Despite this growing demand, the development of commercial tree plantations for high-value uses in SEA has lagged behind other regions such as South America. The company expects SEA’s share of timber production to increase from 39% in 2013 to 62% of global plantation production in 2050.
“Forestry as an asset class has all the advantages of things like infrastructure and real estate. The returns are comparable. You’re looking at the type of returns for middle-aged to older teens (about 16% to 19%) [in emerging markets]. Forestry also has benefits such as diversification and long-term protection against inflation,” says Seeto.
“What the other asset classes don’t have is the optional carbon emissions and other things that we can offer in the future that could potentially be monetized. That is our ability to generate alpha on top of your core forestry returns.”
A big difference is that New Forests wants to meet the increasing demand for forestry products while ensuring they are sustainable.
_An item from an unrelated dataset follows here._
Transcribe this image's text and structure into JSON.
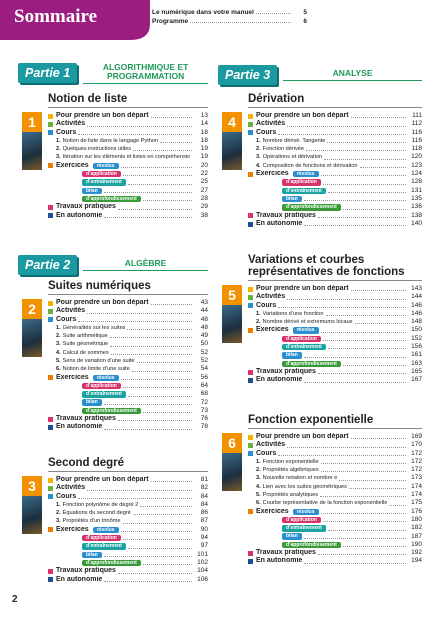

“We have now introduced forest certification for all our assets, and we are one of the first institutions to do so. We also brought belongings and [set up] joint ventures with local parties to help them make that transition to a sustainable investment,” says Seeto.
For example, the company helps local forestry companies obtain Forest Stewardship Council (FSC) certification, which bans deforestation and requires sustainability practices, as well as respect for the rights of indigenous peoples, communities and workers.
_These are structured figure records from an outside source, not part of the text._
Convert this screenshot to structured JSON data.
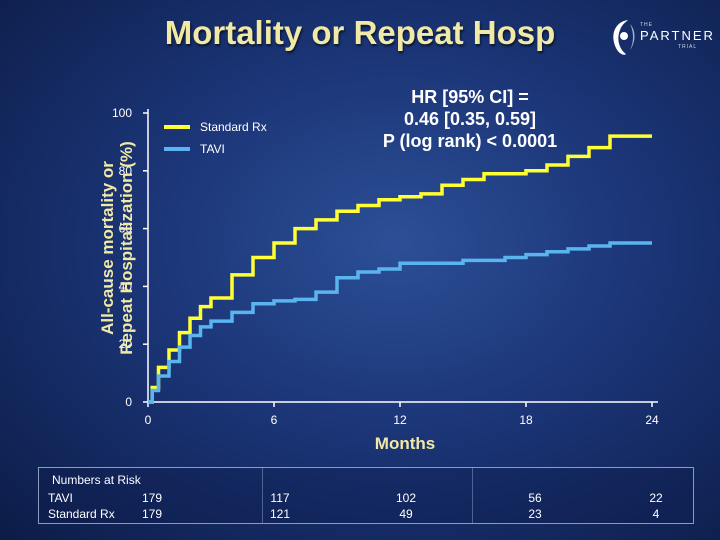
{
  "title": "Mortality or Repeat Hosp",
  "logo": {
    "small_top": "THE",
    "name": "PARTNER",
    "small_bottom": "TRIAL"
  },
  "annotation": [
    "HR [95% CI] =",
    "0.46 [0.35, 0.59]",
    "P (log rank) < 0.0001"
  ],
  "chart_data": {
    "type": "line",
    "xlabel": "Months",
    "ylabel_lines": [
      "All-cause mortality or",
      "Repeat Hospitalization (%)"
    ],
    "xlim": [
      0,
      24
    ],
    "ylim": [
      0,
      100
    ],
    "x_ticks": [
      "0",
      "6",
      "12",
      "18",
      "24"
    ],
    "y_ticks": [
      "0",
      "20",
      "40",
      "60",
      "80",
      "100"
    ],
    "legend_position": "top-left",
    "series": [
      {
        "name": "Standard Rx",
        "color": "#ffff33",
        "points": [
          [
            0,
            0
          ],
          [
            0.2,
            5
          ],
          [
            0.5,
            12
          ],
          [
            1,
            18
          ],
          [
            1.5,
            24
          ],
          [
            2,
            29
          ],
          [
            2.5,
            33
          ],
          [
            3,
            36
          ],
          [
            4,
            44
          ],
          [
            5,
            50
          ],
          [
            6,
            55
          ],
          [
            7,
            60
          ],
          [
            8,
            63
          ],
          [
            9,
            66
          ],
          [
            10,
            68
          ],
          [
            11,
            70
          ],
          [
            12,
            71
          ],
          [
            13,
            72
          ],
          [
            14,
            75
          ],
          [
            15,
            77
          ],
          [
            16,
            79
          ],
          [
            17,
            79
          ],
          [
            18,
            80
          ],
          [
            19,
            82
          ],
          [
            20,
            85
          ],
          [
            21,
            88
          ],
          [
            22,
            92
          ],
          [
            23,
            92
          ],
          [
            24,
            92
          ]
        ]
      },
      {
        "name": "TAVI",
        "color": "#5ab4f0",
        "points": [
          [
            0,
            0
          ],
          [
            0.2,
            4
          ],
          [
            0.5,
            9
          ],
          [
            1,
            14
          ],
          [
            1.5,
            19
          ],
          [
            2,
            23
          ],
          [
            2.5,
            26
          ],
          [
            3,
            28
          ],
          [
            4,
            31
          ],
          [
            5,
            34
          ],
          [
            6,
            35
          ],
          [
            7,
            35.5
          ],
          [
            8,
            38
          ],
          [
            9,
            43
          ],
          [
            10,
            45
          ],
          [
            11,
            46
          ],
          [
            12,
            48
          ],
          [
            13,
            48
          ],
          [
            14,
            48
          ],
          [
            15,
            49
          ],
          [
            16,
            49
          ],
          [
            17,
            50
          ],
          [
            18,
            51
          ],
          [
            19,
            52
          ],
          [
            20,
            53
          ],
          [
            21,
            54
          ],
          [
            22,
            55
          ],
          [
            23,
            55
          ],
          [
            24,
            55
          ]
        ]
      }
    ]
  },
  "risk_table": {
    "title": "Numbers at Risk",
    "rows": [
      {
        "label": "TAVI",
        "values": [
          "179",
          "117",
          "102",
          "56",
          "22"
        ]
      },
      {
        "label": "Standard Rx",
        "values": [
          "179",
          "121",
          "49",
          "23",
          "4"
        ]
      }
    ]
  }
}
“But it goes further than FSC. We also integrate the International Finance Corp Performance Standards and we have our own policies that include zero deforestation, sustainable supply chains, [protect] living on the land and so on,” he says.
Is a premium paid for sustainably produced wood? Western markets such as Europe and the US generally prefer FSC-certified wood products, Seeto notes.
However, the growing demand for wood comes from Asia. But he believes it is becoming increasingly difficult to exploit natural forests, and there is growing sustainability awareness in these markets. The companies that purchase these raw materials for production also want them to be grown sustainably.
It’s not just about the wood
Sustainably managed forest plantations can also deliver positive outcomes for biodiversity, ecosystem restoration and supporting rural livelihoods, allowing carbon credits to be generated and sold.
Seeto gives an example of an investment it has made in Asia using the mixed landscape approach. Part of the land is reserved for an industrial tree plantation that supplies wood.
“Other parts are nature conservation and biodiversity areas, which can generate carbon [credits]. Another part of the country could have a processing plant where we can provide local employment and capacity building,” he says.
‘In Laos we have a piece of land where we have community programs [the locals] we grow trees, we buy it and we build a processing plant that employs 200 people. That provides some community benefits and they can get to work. Our environmental and social manager [there] is a local [community member]. Generating impact is part of our investment thesis.”
But one thing to note is that projects that generate carbon credits have come under a lot of criticism for greenwashing, which has dampened interest in VCMs.
To this end, Seeto emphasizes that the company has a Carbon Credits Integrity Policy, which regulates how it creates carbon credits and which protocols – such as Verra’s Gold Standard and Verified Carbon Standard – it follows.
On the demand side, it will assess potential buyers of carbon credits on whether they take credible climate action before finalizing the sale.
“We use a risk-based approach. Ideally, the carbon we sell to buyers will be used for their own purposes; they would have a credible climate action policy that includes the hierarchy of climate mitigation,” he says.
“We have a zero-tolerance policy for any type of reputational risk. You will see that we ensure that we do not do any greenwashing or deforestation. [For instance] In our first fund we had a timber plantation in Sabah and we applied those principles. It is an FSC-approved timber plantation.”